Another problem addressed by the question is whether in a specialization or outside-of-class definition of a member template, such as
template <typename A> template <typename B>
struct Outer<A>::Inner<B> {
// ...
};
the template argument list of the outer template (i.e. <A> in this case) could make use of parameters defined for the inner template (i.e. B in this case), and vice versa.
Let's first consider the special case given in the question, where the two parameters are identical:
template <typename A> template <typename A>
struct Outer<A>::Inner<A> {
// ...
};
Although we have ruled this out in Part 1 already due to the re-declaration problem, we can still consider the intended meaning of this syntax, which is: Define an explicit specialization of the inner class template, in which the template argument is assumed to be same as for the outer template. The syntactically correct way to write that is
template <typename A> template <>
struct Outer<A>::Inner<A> {
// ...
};
i.e. the second parameter list would be empty. Unfortunately, this would amount to an explicit specialization of a member template, which is illegal unless the enclosing template is also explicitly specialised (§14.7.3/16).

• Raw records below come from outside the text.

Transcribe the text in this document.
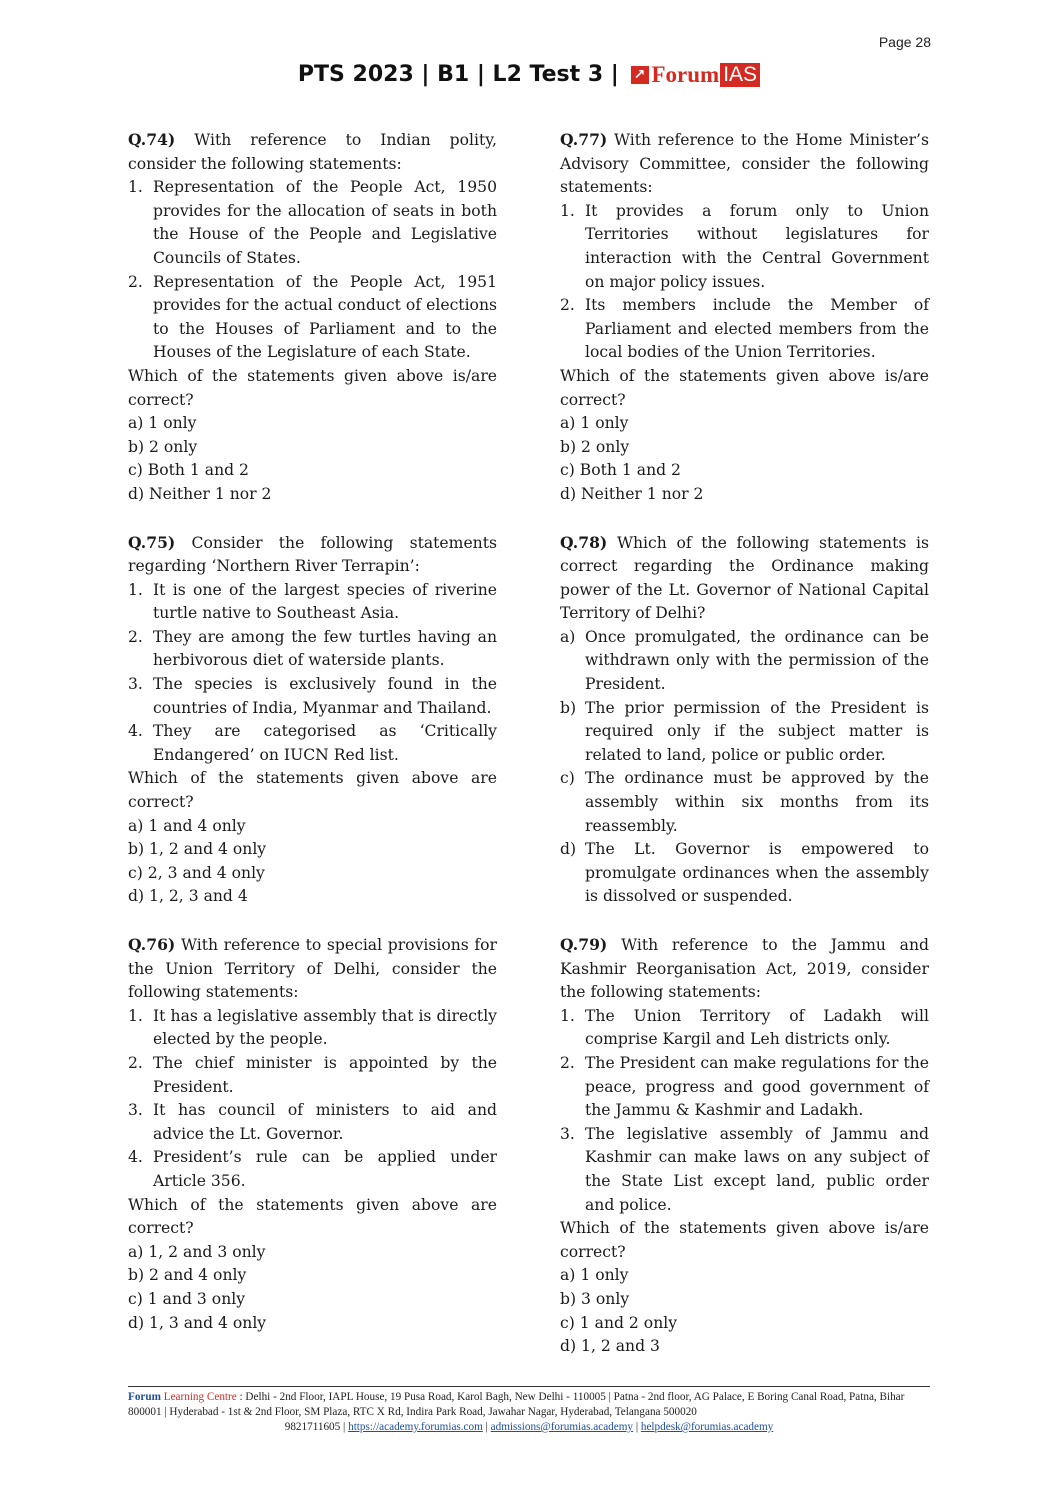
Page 28
PTS 2023 | B1 | L2 Test 3 | ↗ Forum IAS
Q.74) With reference to Indian polity, consider the following statements:
1. Representation of the People Act, 1950 provides for the allocation of seats in both the House of the People and Legislative Councils of States.
2. Representation of the People Act, 1951 provides for the actual conduct of elections to the Houses of Parliament and to the Houses of the Legislature of each State.
Which of the statements given above is/are correct?
a) 1 only
b) 2 only
c) Both 1 and 2
d) Neither 1 nor 2
Q.75) Consider the following statements regarding ‘Northern River Terrapin’:
1. It is one of the largest species of riverine turtle native to Southeast Asia.
2. They are among the few turtles having an herbivorous diet of waterside plants.
3. The species is exclusively found in the countries of India, Myanmar and Thailand.
4. They are categorised as ‘Critically Endangered’ on IUCN Red list.
Which of the statements given above are correct?
a) 1 and 4 only
b) 1, 2 and 4 only
c) 2, 3 and 4 only
d) 1, 2, 3 and 4
Q.76) With reference to special provisions for the Union Territory of Delhi, consider the following statements:
1. It has a legislative assembly that is directly elected by the people.
2. The chief minister is appointed by the President.
3. It has council of ministers to aid and advice the Lt. Governor.
4. President’s rule can be applied under Article 356.
Which of the statements given above are correct?
a) 1, 2 and 3 only
b) 2 and 4 only
c) 1 and 3 only
d) 1, 3 and 4 only
Q.77) With reference to the Home Minister’s Advisory Committee, consider the following statements:
1. It provides a forum only to Union Territories without legislatures for interaction with the Central Government on major policy issues.
2. Its members include the Member of Parliament and elected members from the local bodies of the Union Territories.
Which of the statements given above is/are correct?
a) 1 only
b) 2 only
c) Both 1 and 2
d) Neither 1 nor 2
Q.78) Which of the following statements is correct regarding the Ordinance making power of the Lt. Governor of National Capital Territory of Delhi?
a) Once promulgated, the ordinance can be withdrawn only with the permission of the President.
b) The prior permission of the President is required only if the subject matter is related to land, police or public order.
c) The ordinance must be approved by the assembly within six months from its reassembly.
d) The Lt. Governor is empowered to promulgate ordinances when the assembly is dissolved or suspended.
Q.79) With reference to the Jammu and Kashmir Reorganisation Act, 2019, consider the following statements:
1. The Union Territory of Ladakh will comprise Kargil and Leh districts only.
2. The President can make regulations for the peace, progress and good government of the Jammu & Kashmir and Ladakh.
3. The legislative assembly of Jammu and Kashmir can make laws on any subject of the State List except land, public order and police.
Which of the statements given above is/are correct?
a) 1 only
b) 3 only
c) 1 and 2 only
d) 1, 2 and 3
Forum Learning Centre : Delhi - 2nd Floor, IAPL House, 19 Pusa Road, Karol Bagh, New Delhi - 110005 | Patna - 2nd floor, AG Palace, E Boring Canal Road, Patna, Bihar 800001 | Hyderabad - 1st & 2nd Floor, SM Plaza, RTC X Rd, Indira Park Road, Jawahar Nagar, Hyderabad, Telangana 500020
9821711605 | https://academy.forumias.com | admissions@forumias.academy | helpdesk@forumias.academy
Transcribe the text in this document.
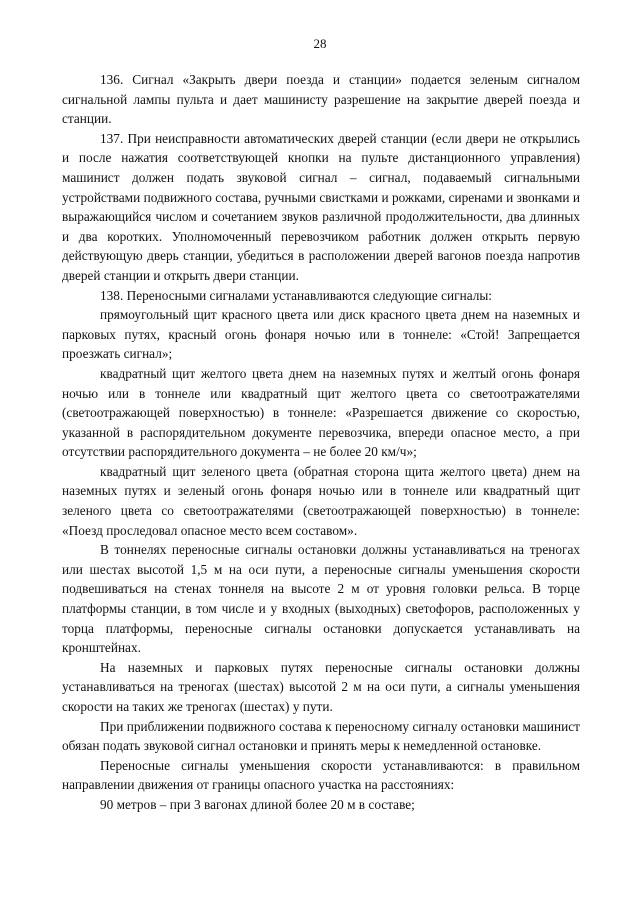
28

136. Сигнал «Закрыть двери поезда и станции» подается зеленым сигналом сигнальной лампы пульта и дает машинисту разрешение на закрытие дверей поезда и станции.

137. При неисправности автоматических дверей станции (если двери не открылись и после нажатия соответствующей кнопки на пульте дистанционного управления) машинист должен подать звуковой сигнал – сигнал, подаваемый сигнальными устройствами подвижного состава, ручными свистками и рожками, сиренами и звонками и выражающийся числом и сочетанием звуков различной продолжительности, два длинных и два коротких. Уполномоченный перевозчиком работник должен открыть первую действующую дверь станции, убедиться в расположении дверей вагонов поезда напротив дверей станции и открыть двери станции.

138. Переносными сигналами устанавливаются следующие сигналы:

прямоугольный щит красного цвета или диск красного цвета днем на наземных и парковых путях, красный огонь фонаря ночью или в тоннеле: «Стой! Запрещается проезжать сигнал»;

квадратный щит желтого цвета днем на наземных путях и желтый огонь фонаря ночью или в тоннеле или квадратный щит желтого цвета со светоотражателями (светоотражающей поверхностью) в тоннеле: «Разрешается движение со скоростью, указанной в распорядительном документе перевозчика, впереди опасное место, а при отсутствии распорядительного документа – не более 20 км/ч»;

квадратный щит зеленого цвета (обратная сторона щита желтого цвета) днем на наземных путях и зеленый огонь фонаря ночью или в тоннеле или квадратный щит зеленого цвета со светоотражателями (светоотражающей поверхностью) в тоннеле: «Поезд проследовал опасное место всем составом».

В тоннелях переносные сигналы остановки должны устанавливаться на треногах или шестах высотой 1,5 м на оси пути, а переносные сигналы уменьшения скорости подвешиваться на стенах тоннеля на высоте 2 м от уровня головки рельса. В торце платформы станции, в том числе и у входных (выходных) светофоров, расположенных у торца платформы, переносные сигналы остановки допускается устанавливать на кронштейнах.

На наземных и парковых путях переносные сигналы остановки должны устанавливаться на треногах (шестах) высотой 2 м на оси пути, а сигналы уменьшения скорости на таких же треногах (шестах) у пути.

При приближении подвижного состава к переносному сигналу остановки машинист обязан подать звуковой сигнал остановки и принять меры к немедленной остановке.

Переносные сигналы уменьшения скорости устанавливаются: в правильном направлении движения от границы опасного участка на расстояниях:

90 метров – при 3 вагонах длиной более 20 м в составе;
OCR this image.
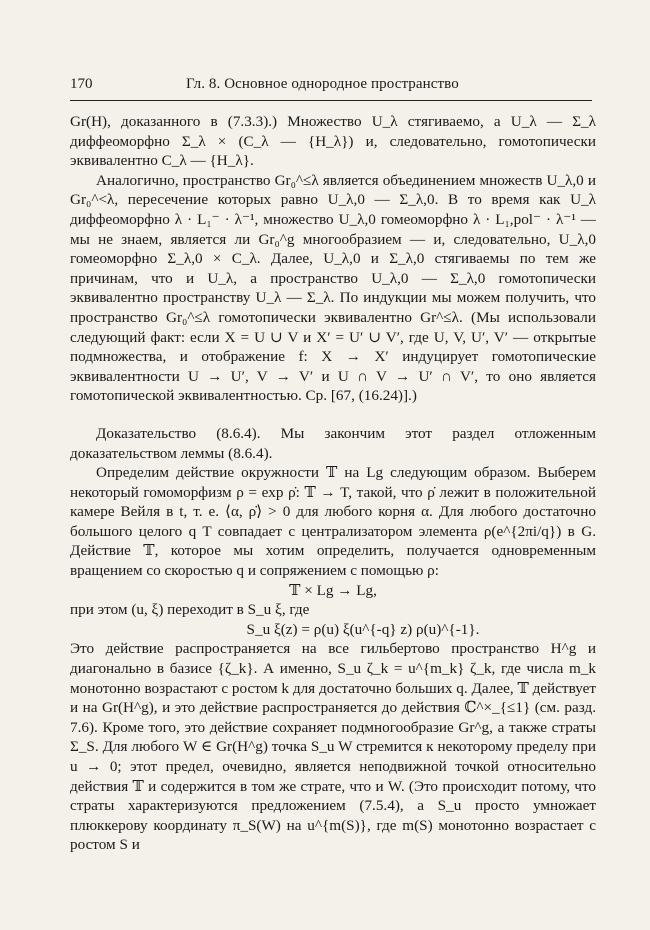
170	Гл. 8. Основное однородное пространство

Gr(H), доказанного в (7.3.3).) Множество U_λ стягиваемо, а U_λ — Σ_λ диффеоморфно Σ_λ × (C_λ — {H_λ}) и, следовательно, гомотопически эквивалентно C_λ — {H_λ}.

Аналогично, пространство Gr₀^≤λ является объединением множеств U_λ,0 и Gr₀^<λ, пересечение которых равно U_λ,0 — Σ_λ,0. В то время как U_λ диффеоморфно λ · L₁⁻ · λ⁻¹, множество U_λ,0 гомеоморфно λ · L₁,pol⁻ · λ⁻¹ — мы не знаем, является ли Gr₀^g многообразием — и, следовательно, U_λ,0 гомеоморфно Σ_λ,0 × C_λ. Далее, U_λ,0 и Σ_λ,0 стягиваемы по тем же причинам, что и U_λ, а пространство U_λ,0 — Σ_λ,0 гомотопически эквивалентно пространству U_λ — Σ_λ. По индукции мы можем получить, что пространство Gr₀^≤λ гомотопически эквивалентно Gr^≤λ. (Мы использовали следующий факт: если X = U ∪ V и X′ = U′ ∪ V′, где U, V, U′, V′ — открытые подмножества, и отображение f: X → X′ индуцирует гомотопические эквивалентности U → U′, V → V′ и U ∩ V → U′ ∩ V′, то оно является гомотопической эквивалентностью. Ср. [67, (16.24)].)

Доказательство (8.6.4). Мы закончим этот раздел отложенным доказательством леммы (8.6.4).

Определим действие окружности 𝕋 на Lg следующим образом. Выберем некоторый гомоморфизм ρ = exp ρ̇: 𝕋 → T, такой, что ρ̇ лежит в положительной камере Вейля в t, т. е. ⟨α, ρ̇⟩ > 0 для любого корня α. Для любого достаточно большого целого q T совпадает с централизатором элемента ρ(e^{2πi/q}) в G. Действие 𝕋, которое мы хотим определить, получается одновременным вращением со скоростью q и сопряжением с помощью ρ:

𝕋 × Lg → Lg,

при этом (u, ξ) переходит в S_u ξ, где

S_u ξ(z) = ρ(u) ξ(u^{-q} z) ρ(u)^{-1}.

Это действие распространяется на все гильбертово пространство H^g и диагонально в базисе {ζ_k}. А именно, S_u ζ_k = u^{m_k} ζ_k, где числа m_k монотонно возрастают с ростом k для достаточно больших q. Далее, 𝕋 действует и на Gr(H^g), и это действие распространяется до действия ℂ^×_{≤1} (см. разд. 7.6). Кроме того, это действие сохраняет подмногообразие Gr^g, а также страты Σ_S. Для любого W ∈ Gr(H^g) точка S_u W стремится к некоторому пределу при u → 0; этот предел, очевидно, является неподвижной точкой относительно действия 𝕋 и содержится в том же страте, что и W. (Это происходит потому, что страты характеризуются предложением (7.5.4), а S_u просто умножает плюккерову координату π_S(W) на u^{m(S)}, где m(S) монотонно возрастает с ростом S и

However, if we consider a partial, rather than an explicit specialization of a member template with two or more parameters, the declaration becomes legal:
// Primary declaration
template <typename A>
struct Outer {
template <typename A, typename B>
struct Inner {
// ...
};
};
// Partial specialization of member template
template <typename A> template <typename B>
struct Outer<A>::Inner<B,A> {
// ...
};
We have now used the template argument A of the enclosing template as specialised second argument for the inner template as well. Any instantiation of the template that uses the same data type for the template argument of the outer class as well as the second template argument of the inner class, e.g.
Outer<int>::Inner<float,int> myvar;
will instantiate the specialization defined above.
Hence, using template parameters of an enclosing class in the template argument list of a member template is without problems, and the reason is that by the time Inner<B,A> is evaluated, A already has the status of a typedef-name defined at the scope level of Outer.
But doing it reversely, e.g.
template <typename A> template <typename B>
struct Outer<B>::Inner<B,A> {
// ...
};
will not work, because B is a typedef-name of the Inner scope only. The Standard states:
(§14.5.2/1) [...] A member template of a class template that is defined outside of its class template definition shall be specified with the template-parameters of the class template followed by the template-parameters of the member template.
[Example:
template<class T> struct string {
template<class T2> int compare(const T2&);
template<class T2> string(const string<T2>& s) { /∗ ... ∗/ }
};
template<class T> template<class T2> int string<T>::compare(const T2& s) {
}
— end example ]
I interpret this to mean that the two template parameter lists (one followed by the other) are kept separately, not considered as one combined list of template parameters. Hence in
template <typename A> template <typename B>
struct Outer<B>::Inner<B,A>
the interpretation of Outer<B> cannot make use of the second template parameter list, and B will be undefined, whereas in the previous case
template <typename A> template <typename B>
struct Outer<A>::Inner<B,A>
the interpretation of Inner<B,A> is possible because A has the status of a typedef-name declared in a scope that Inner is part of, i.e. it will be successfully interpreted as Inner<B,Outer::A>, which in turn is the same as Inner<B,Outer<A>::A>.